To explain the inconsistency of our results with studies that demonstrated significant lesser surgical bleeding during PCV, other factors influencing intraoperative blood loss should be considered. For example, age is an important factor that affects cardiovascular and coagulation status. The mean age of patients in our study was 42–44 years, while the patients in Kang et al. study aged more than 64 years in average. Moreover, all patients in our study were operated in prone position, whereas in some studies the patient’s position during the surgery had been different. Length of surgery and number of surgical levels are among other factors that were different in our study and can explain our different results regarding surgical blood loss. In our study, there were 11 patients with 4 fused levels in VCV group comparing 3 patients in PCV group. Although not significant and by chance, this may have a negative effect on blood loss.

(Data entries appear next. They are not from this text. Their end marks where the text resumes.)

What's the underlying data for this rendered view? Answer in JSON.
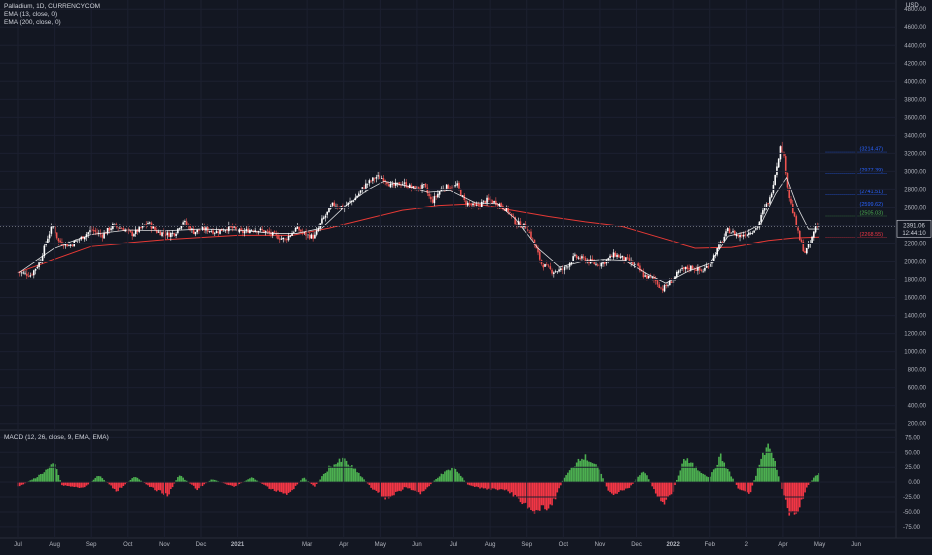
{
  "header": {
    "symbol_line": "Palladium, 1D, CURRENCYCOM",
    "ema_short": "EMA (13, close, 0)",
    "ema_long": "EMA (200, close, 0)",
    "currency": "USD"
  },
  "macd_panel": {
    "title": "MACD (12, 26, close, 9, EMA, EMA)"
  },
  "colors": {
    "background": "#131722",
    "up": "#26a69a",
    "down": "#ef5350",
    "candle_up": "#ffffff",
    "candle_down": "#ef5350",
    "ema_short": "#ffffff",
    "ema_long": "#e53935",
    "hist_pos": "#4caf50",
    "hist_neg": "#f23645",
    "level_blue": "#2962ff",
    "level_green": "#4caf50",
    "level_red": "#f23645"
  },
  "chart_data": {
    "type": "candlestick",
    "symbol": "Palladium",
    "interval": "1D",
    "exchange": "CURRENCYCOM",
    "price_axis": {
      "ticks": [
        "4800.00",
        "4600.00",
        "4400.00",
        "4200.00",
        "4000.00",
        "3800.00",
        "3600.00",
        "3400.00",
        "3200.00",
        "3000.00",
        "2800.00",
        "2600.00",
        "2400.00",
        "2200.00",
        "2000.00",
        "1800.00",
        "1600.00",
        "1400.00",
        "1200.00",
        "1000.00",
        "800.00",
        "600.00",
        "400.00",
        "200.00"
      ],
      "range": [
        130,
        4880
      ]
    },
    "macd_axis": {
      "ticks": [
        "75.00",
        "50.00",
        "25.00",
        "0.00",
        "-25.00",
        "-50.00",
        "-75.00"
      ],
      "range": [
        -92,
        84
      ]
    },
    "time_axis": {
      "labels": [
        "Jul",
        "Aug",
        "Sep",
        "Oct",
        "Nov",
        "Dec",
        "2021",
        "Mar",
        "Apr",
        "May",
        "Jun",
        "Jul",
        "Aug",
        "Sep",
        "Oct",
        "Nov",
        "Dec",
        "2022",
        "Feb",
        "2",
        "Apr",
        "May",
        "Jun"
      ],
      "positions": [
        0.0,
        1.0,
        2.0,
        3.0,
        4.0,
        5.0,
        6.0,
        7.9,
        8.9,
        9.9,
        10.9,
        11.9,
        12.9,
        13.9,
        14.9,
        15.9,
        16.9,
        17.9,
        18.9,
        19.9,
        20.9,
        21.9,
        22.9
      ],
      "last_candle_month": 21.2
    },
    "last_price": {
      "value": "2391.06",
      "countdown": "12:44:10",
      "level": 2391
    },
    "levels": [
      {
        "label": "(3214.47)",
        "value": 3214.47,
        "color": "blue"
      },
      {
        "label": "(2977.39)",
        "value": 2977.39,
        "color": "blue"
      },
      {
        "label": "(2741.51)",
        "value": 2741.51,
        "color": "blue"
      },
      {
        "label": "(2599.62)",
        "value": 2599.62,
        "color": "blue"
      },
      {
        "label": "(2505.03)",
        "value": 2505.03,
        "color": "green"
      },
      {
        "label": "(2268.55)",
        "value": 2268.55,
        "color": "red"
      }
    ],
    "price_path": [
      [
        0.0,
        1880
      ],
      [
        0.35,
        1850
      ],
      [
        0.6,
        2000
      ],
      [
        0.8,
        2250
      ],
      [
        0.95,
        2400
      ],
      [
        1.1,
        2220
      ],
      [
        1.4,
        2180
      ],
      [
        1.7,
        2250
      ],
      [
        2.0,
        2350
      ],
      [
        2.3,
        2290
      ],
      [
        2.6,
        2400
      ],
      [
        2.9,
        2360
      ],
      [
        3.1,
        2300
      ],
      [
        3.3,
        2350
      ],
      [
        3.55,
        2430
      ],
      [
        3.8,
        2330
      ],
      [
        4.1,
        2300
      ],
      [
        4.3,
        2320
      ],
      [
        4.5,
        2450
      ],
      [
        4.8,
        2330
      ],
      [
        5.1,
        2360
      ],
      [
        5.4,
        2330
      ],
      [
        5.8,
        2380
      ],
      [
        6.1,
        2320
      ],
      [
        6.4,
        2360
      ],
      [
        6.7,
        2340
      ],
      [
        7.0,
        2290
      ],
      [
        7.3,
        2240
      ],
      [
        7.6,
        2370
      ],
      [
        7.9,
        2290
      ],
      [
        8.1,
        2270
      ],
      [
        8.3,
        2450
      ],
      [
        8.6,
        2630
      ],
      [
        8.9,
        2600
      ],
      [
        9.2,
        2700
      ],
      [
        9.5,
        2850
      ],
      [
        9.8,
        2940
      ],
      [
        10.0,
        2920
      ],
      [
        10.2,
        2830
      ],
      [
        10.5,
        2870
      ],
      [
        10.8,
        2810
      ],
      [
        11.1,
        2830
      ],
      [
        11.3,
        2660
      ],
      [
        11.6,
        2820
      ],
      [
        12.0,
        2840
      ],
      [
        12.2,
        2660
      ],
      [
        12.5,
        2600
      ],
      [
        12.8,
        2680
      ],
      [
        13.1,
        2650
      ],
      [
        13.4,
        2560
      ],
      [
        13.6,
        2430
      ],
      [
        13.9,
        2380
      ],
      [
        14.1,
        2200
      ],
      [
        14.3,
        1980
      ],
      [
        14.6,
        1890
      ],
      [
        14.9,
        1910
      ],
      [
        15.2,
        2050
      ],
      [
        15.5,
        2020
      ],
      [
        15.8,
        1970
      ],
      [
        16.0,
        1990
      ],
      [
        16.3,
        2080
      ],
      [
        16.6,
        2020
      ],
      [
        16.9,
        1950
      ],
      [
        17.1,
        1840
      ],
      [
        17.4,
        1800
      ],
      [
        17.6,
        1690
      ],
      [
        17.8,
        1760
      ],
      [
        18.1,
        1900
      ],
      [
        18.4,
        1940
      ],
      [
        18.7,
        1890
      ],
      [
        18.9,
        1980
      ],
      [
        19.2,
        2200
      ],
      [
        19.4,
        2350
      ],
      [
        19.7,
        2280
      ],
      [
        20.0,
        2330
      ],
      [
        20.2,
        2380
      ],
      [
        20.35,
        2550
      ],
      [
        20.55,
        2700
      ],
      [
        20.7,
        3000
      ],
      [
        20.85,
        3300
      ],
      [
        20.95,
        3100
      ],
      [
        21.05,
        2750
      ],
      [
        21.2,
        2500
      ],
      [
        21.35,
        2250
      ],
      [
        21.5,
        2100
      ],
      [
        21.65,
        2200
      ],
      [
        21.8,
        2400
      ],
      [
        21.9,
        2391.06
      ]
    ],
    "ema13_path": [
      [
        0.0,
        1870
      ],
      [
        1.0,
        2150
      ],
      [
        2.0,
        2300
      ],
      [
        3.0,
        2350
      ],
      [
        4.0,
        2340
      ],
      [
        5.0,
        2360
      ],
      [
        6.0,
        2350
      ],
      [
        7.0,
        2310
      ],
      [
        7.6,
        2310
      ],
      [
        8.3,
        2370
      ],
      [
        8.9,
        2600
      ],
      [
        9.5,
        2780
      ],
      [
        10.0,
        2890
      ],
      [
        10.6,
        2840
      ],
      [
        11.2,
        2770
      ],
      [
        11.8,
        2790
      ],
      [
        12.5,
        2650
      ],
      [
        13.1,
        2640
      ],
      [
        13.6,
        2470
      ],
      [
        14.2,
        2150
      ],
      [
        14.8,
        1940
      ],
      [
        15.4,
        2000
      ],
      [
        16.0,
        2020
      ],
      [
        16.6,
        2010
      ],
      [
        17.2,
        1860
      ],
      [
        17.7,
        1760
      ],
      [
        18.3,
        1890
      ],
      [
        18.9,
        1980
      ],
      [
        19.4,
        2280
      ],
      [
        19.9,
        2330
      ],
      [
        20.3,
        2420
      ],
      [
        20.7,
        2750
      ],
      [
        21.0,
        2930
      ],
      [
        21.3,
        2600
      ],
      [
        21.6,
        2360
      ],
      [
        21.9,
        2360
      ]
    ],
    "ema200_path": [
      [
        0.0,
        1880
      ],
      [
        2.0,
        2170
      ],
      [
        4.0,
        2240
      ],
      [
        6.0,
        2290
      ],
      [
        7.5,
        2290
      ],
      [
        8.5,
        2370
      ],
      [
        9.5,
        2470
      ],
      [
        10.5,
        2570
      ],
      [
        11.5,
        2620
      ],
      [
        12.5,
        2640
      ],
      [
        13.5,
        2570
      ],
      [
        14.5,
        2500
      ],
      [
        15.5,
        2440
      ],
      [
        16.5,
        2390
      ],
      [
        17.5,
        2270
      ],
      [
        18.5,
        2150
      ],
      [
        19.5,
        2160
      ],
      [
        20.5,
        2230
      ],
      [
        21.2,
        2260
      ],
      [
        21.9,
        2268.55
      ]
    ],
    "macd_hist_path": [
      [
        0.0,
        -8
      ],
      [
        0.5,
        8
      ],
      [
        1.0,
        30
      ],
      [
        1.2,
        -5
      ],
      [
        1.8,
        -10
      ],
      [
        2.2,
        12
      ],
      [
        2.7,
        -15
      ],
      [
        3.2,
        10
      ],
      [
        3.6,
        -8
      ],
      [
        4.1,
        -22
      ],
      [
        4.4,
        12
      ],
      [
        4.9,
        -12
      ],
      [
        5.3,
        5
      ],
      [
        5.9,
        -8
      ],
      [
        6.4,
        8
      ],
      [
        6.9,
        -12
      ],
      [
        7.4,
        -20
      ],
      [
        7.8,
        8
      ],
      [
        8.1,
        -8
      ],
      [
        8.5,
        25
      ],
      [
        8.9,
        38
      ],
      [
        9.3,
        15
      ],
      [
        9.7,
        -12
      ],
      [
        10.1,
        -28
      ],
      [
        10.6,
        -8
      ],
      [
        11.0,
        -20
      ],
      [
        11.5,
        10
      ],
      [
        11.9,
        25
      ],
      [
        12.3,
        -5
      ],
      [
        12.8,
        -12
      ],
      [
        13.3,
        -12
      ],
      [
        13.7,
        -28
      ],
      [
        14.1,
        -50
      ],
      [
        14.6,
        -38
      ],
      [
        14.9,
        5
      ],
      [
        15.4,
        45
      ],
      [
        15.8,
        30
      ],
      [
        16.2,
        -22
      ],
      [
        16.7,
        -10
      ],
      [
        17.1,
        20
      ],
      [
        17.6,
        -38
      ],
      [
        17.9,
        -15
      ],
      [
        18.2,
        40
      ],
      [
        18.6,
        20
      ],
      [
        18.9,
        8
      ],
      [
        19.2,
        43
      ],
      [
        19.4,
        20
      ],
      [
        19.7,
        -12
      ],
      [
        20.0,
        -18
      ],
      [
        20.3,
        38
      ],
      [
        20.5,
        63
      ],
      [
        20.7,
        30
      ],
      [
        20.9,
        -15
      ],
      [
        21.1,
        -60
      ],
      [
        21.3,
        -50
      ],
      [
        21.55,
        -10
      ],
      [
        21.75,
        8
      ],
      [
        21.9,
        14
      ]
    ]
  }
}
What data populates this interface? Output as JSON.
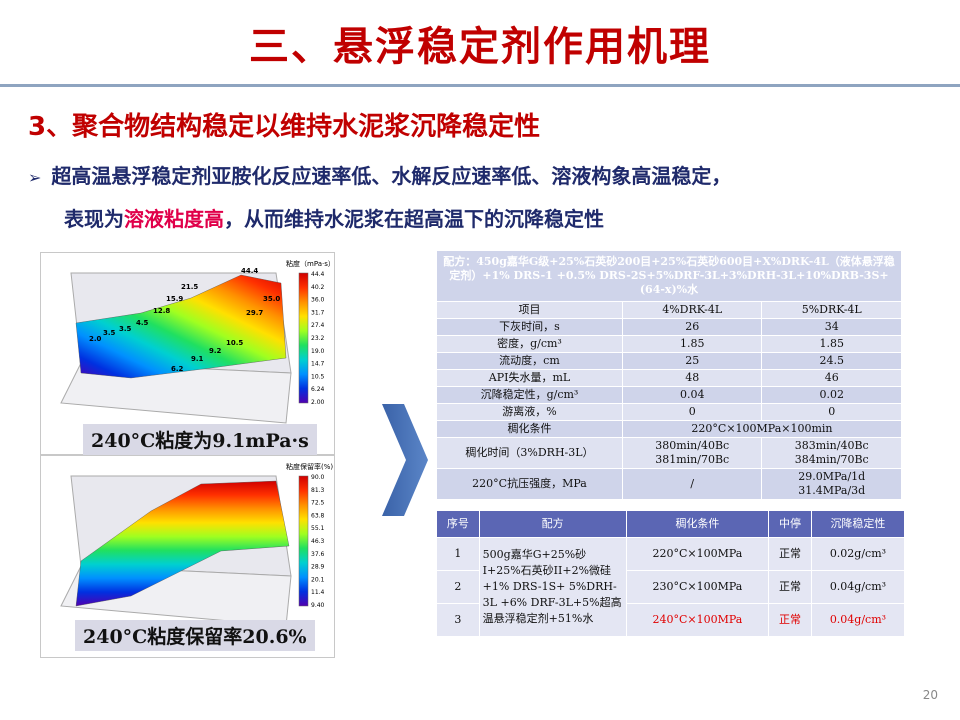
{
  "header": {
    "title": "三、悬浮稳定剂作用机理"
  },
  "section": {
    "heading": "3、聚合物结构稳定以维持水泥浆沉降稳定性",
    "bullet": {
      "line1": "超高温悬浮稳定剂亚胺化反应速率低、水解反应速率低、溶液构象高温稳定，",
      "line2_before": "表现为",
      "highlight": "溶液粘度高",
      "line2_after": "，从而维持水泥浆在超高温下的沉降稳定性"
    }
  },
  "figures": [
    {
      "caption": "240°C粘度为9.1mPa·s",
      "legend_title": "粘度（mPa·s）",
      "legend_ticks": [
        "44.4",
        "40.2",
        "36.0",
        "31.7",
        "27.4",
        "23.2",
        "19.0",
        "14.7",
        "10.5",
        "6.24",
        "2.00"
      ],
      "point_labels": [
        "2.0",
        "3.5",
        "3.5",
        "4.5",
        "12.8",
        "15.9",
        "21.5",
        "44.4",
        "35.0",
        "29.7",
        "10.5",
        "9.2",
        "9.1",
        "6.2"
      ]
    },
    {
      "caption": "240°C粘度保留率20.6%",
      "legend_title": "粘度保留率(%)",
      "legend_ticks": [
        "90.0",
        "81.3",
        "72.5",
        "63.8",
        "55.1",
        "46.3",
        "37.6",
        "28.9",
        "20.1",
        "11.4",
        "9.40"
      ]
    }
  ],
  "table1": {
    "title": "配方：450g嘉华G级+25%石英砂200目+25%石英砂600目+X%DRK-4L（液体悬浮稳定剂）+1% DRS-1 +0.5% DRS-2S+5%DRF-3L+3%DRH-3L+10%DRB-3S+(64-x)%水",
    "rows": [
      [
        "项目",
        "4%DRK-4L",
        "5%DRK-4L"
      ],
      [
        "下灰时间，s",
        "26",
        "34"
      ],
      [
        "密度，g/cm³",
        "1.85",
        "1.85"
      ],
      [
        "流动度，cm",
        "25",
        "24.5"
      ],
      [
        "API失水量，mL",
        "48",
        "46"
      ],
      [
        "沉降稳定性，g/cm³",
        "0.04",
        "0.02"
      ],
      [
        "游离液，%",
        "0",
        "0"
      ],
      [
        "稠化条件",
        "220°C×100MPa×100min"
      ],
      [
        "稠化时间（3%DRH-3L）",
        [
          "380min/40Bc",
          "381min/70Bc"
        ],
        [
          "383min/40Bc",
          "384min/70Bc"
        ]
      ],
      [
        "220°C抗压强度，MPa",
        "/",
        [
          "29.0MPa/1d",
          "31.4MPa/3d"
        ]
      ]
    ]
  },
  "table2": {
    "header": [
      "序号",
      "配方",
      "稠化条件",
      "中停",
      "沉降稳定性"
    ],
    "formula": "500g嘉华G+25%砂I+25%石英砂II+2%微硅+1% DRS-1S+ 5%DRH-3L +6% DRF-3L+5%超高温悬浮稳定剂+51%水",
    "rows": [
      [
        "1",
        "220°C×100MPa",
        "正常",
        "0.02g/cm³"
      ],
      [
        "2",
        "230°C×100MPa",
        "正常",
        "0.04g/cm³"
      ],
      [
        "3",
        "240°C×100MPa",
        "正常",
        "0.04g/cm³"
      ]
    ]
  },
  "page_number": "20"
}
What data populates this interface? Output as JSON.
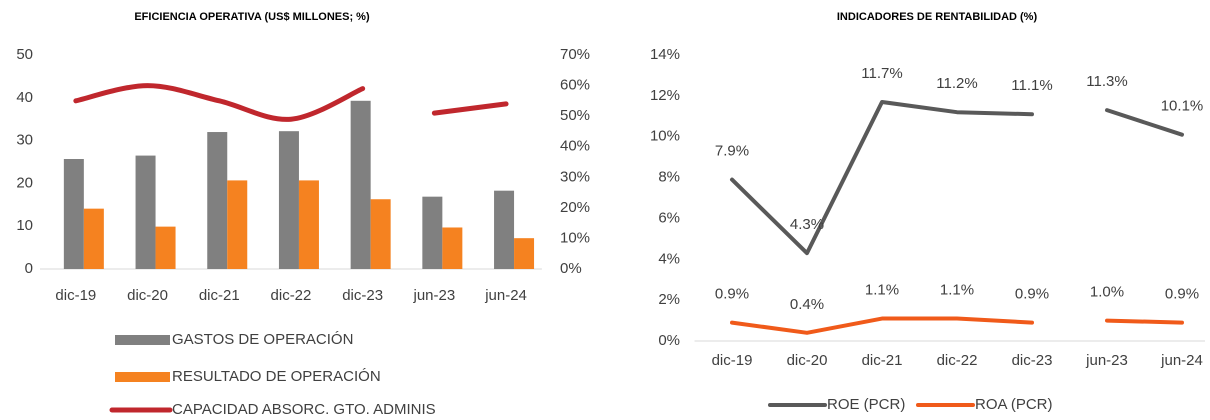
{
  "chart_data": [
    {
      "type": "bar",
      "title": "EFICIENCIA OPERATIVA (US$ MILLONES; %)",
      "categories": [
        "dic-19",
        "dic-20",
        "dic-21",
        "dic-22",
        "dic-23",
        "jun-23",
        "jun-24"
      ],
      "series": [
        {
          "name": "GASTOS DE OPERACIÓN",
          "color": "#808080",
          "values": [
            25.7,
            26.5,
            32,
            32.2,
            39.3,
            16.9,
            18.3
          ]
        },
        {
          "name": "RESULTADO DE OPERACIÓN",
          "color": "#f58220",
          "values": [
            14.1,
            9.9,
            20.7,
            20.7,
            16.3,
            9.7,
            7.2
          ]
        },
        {
          "name": "CAPACIDAD ABSORC. GTO. ADMINIS",
          "color": "#c0272d",
          "type": "line",
          "axis": "y2",
          "values": [
            55,
            60,
            55,
            49,
            59,
            51,
            54
          ]
        }
      ],
      "break_after": 4,
      "ylim": [
        0,
        50
      ],
      "yticks": [
        0,
        10,
        20,
        30,
        40,
        50
      ],
      "y2lim": [
        0,
        70
      ],
      "y2ticks": [
        {
          "value": 0,
          "label": "0%"
        },
        {
          "value": 10,
          "label": "10%"
        },
        {
          "value": 20,
          "label": "20%"
        },
        {
          "value": 30,
          "label": "30%"
        },
        {
          "value": 40,
          "label": "40%"
        },
        {
          "value": 50,
          "label": "50%"
        },
        {
          "value": 60,
          "label": "60%"
        },
        {
          "value": 70,
          "label": "70%"
        }
      ],
      "legend": "bottom"
    },
    {
      "type": "line",
      "title": "INDICADORES DE RENTABILIDAD (%)",
      "categories": [
        "dic-19",
        "dic-20",
        "dic-21",
        "dic-22",
        "dic-23",
        "jun-23",
        "jun-24"
      ],
      "series": [
        {
          "name": "ROE (PCR)",
          "color": "#595959",
          "values": [
            7.9,
            4.3,
            11.7,
            11.2,
            11.1,
            11.3,
            10.1
          ],
          "value_labels": [
            "7.9%",
            "4.3%",
            "11.7%",
            "11.2%",
            "11.1%",
            "11.3%",
            "10.1%"
          ]
        },
        {
          "name": "ROA (PCR)",
          "color": "#f05a1a",
          "values": [
            0.9,
            0.4,
            1.1,
            1.1,
            0.9,
            1.0,
            0.9
          ],
          "value_labels": [
            "0.9%",
            "0.4%",
            "1.1%",
            "1.1%",
            "0.9%",
            "1.0%",
            "0.9%"
          ]
        }
      ],
      "break_after": 4,
      "ylim": [
        0,
        14
      ],
      "yticks": [
        {
          "value": 0,
          "label": "0%"
        },
        {
          "value": 2,
          "label": "2%"
        },
        {
          "value": 4,
          "label": "4%"
        },
        {
          "value": 6,
          "label": "6%"
        },
        {
          "value": 8,
          "label": "8%"
        },
        {
          "value": 10,
          "label": "10%"
        },
        {
          "value": 12,
          "label": "12%"
        },
        {
          "value": 14,
          "label": "14%"
        }
      ],
      "legend": "bottom"
    }
  ]
}
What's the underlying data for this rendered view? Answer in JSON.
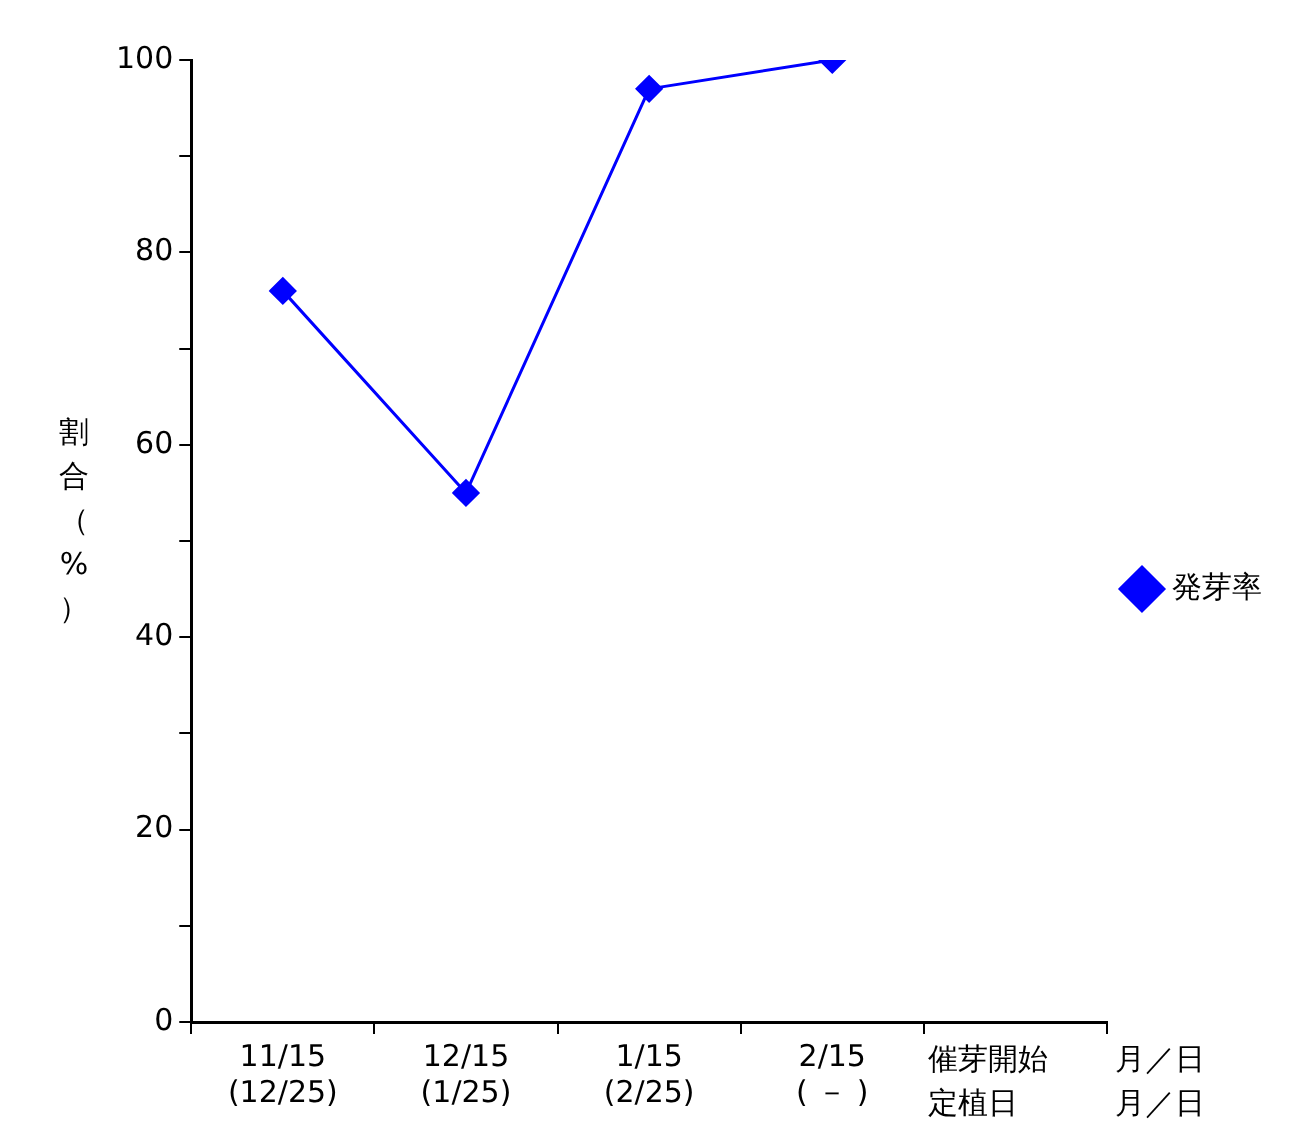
{
  "chart_data": {
    "type": "line",
    "ylabel": "割合（%）",
    "annotations": [
      "催芽開始",
      "月／日",
      "定植日",
      "月／日"
    ],
    "categories": [
      "11/15\n(12/25)",
      "12/15\n(1/25)",
      "1/15\n(2/25)",
      "2/15\n( － )",
      null
    ],
    "series": [
      {
        "name": "発芽率",
        "color": "#0000ff",
        "values": [
          76,
          55,
          97,
          100,
          null
        ]
      }
    ],
    "ylim": [
      0,
      100
    ],
    "yticks": [
      0,
      {
        "value": 10,
        "label": null
      },
      20,
      {
        "value": 30,
        "label": null
      },
      40,
      {
        "value": 50,
        "label": null
      },
      60,
      {
        "value": 70,
        "label": null
      },
      80,
      {
        "value": 90,
        "label": null
      },
      100
    ],
    "legend": "right",
    "marker": "diamond",
    "line_style": "solid"
  }
}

In our study, diastolic blood pressures 90 and 105 min. after induction were significantly lower in PCV group (P = 0.043–0.019, respectively); however, blood pressure in other times, hemoglobin levels, and mean heart rate were similar in two groups. Jun Han et al. in a recently published systematic review and meta-analysis have presented that hemodynamics variables are not significantly related to mode of ventilation during spine surgery in prone position [24].

Some authors believe that because of hemodynamic stability and providing lower PIP, PCV is a better choice than VCV for patients undergoing lumbar spine fusion surgery [13, 21, 25, 26].

Limitations

One of the limitations of the present study was the sample size. Facing the conditions of the COVID-19 pandemic in a general hospital caused severe restrictions on the admission of elective cases like spinal surgery.

Another limitation was about baseline data. As the admission of patients to the hospital took place the night before the surgery, we could not record the hemodynamic variables sooner than the day of surgery. Therefore, mean values of blood pressure and heart rate over several days prior to the surgery were not included in baseline data.

Blinding is another issue in randomized trials. In this study, the attending anesthesiologist personally allocated the patients in VCV or PCV group, thus he was aware of the mode of ventilation. Of course, estimating the amount of bleeding was done by a staff nurse who was blinded to the mode of ventilation.

In conclusion, this study suggests that mode of ventilation cannot make significant difference in terms of blood loss in patients undergoing posterior lumbar inter-body fusion surgery; however, some minor benefits in outcomes may lead to the selection of PCV rather than VCV. More studies with larger sample size, and investigating more factors may be needed.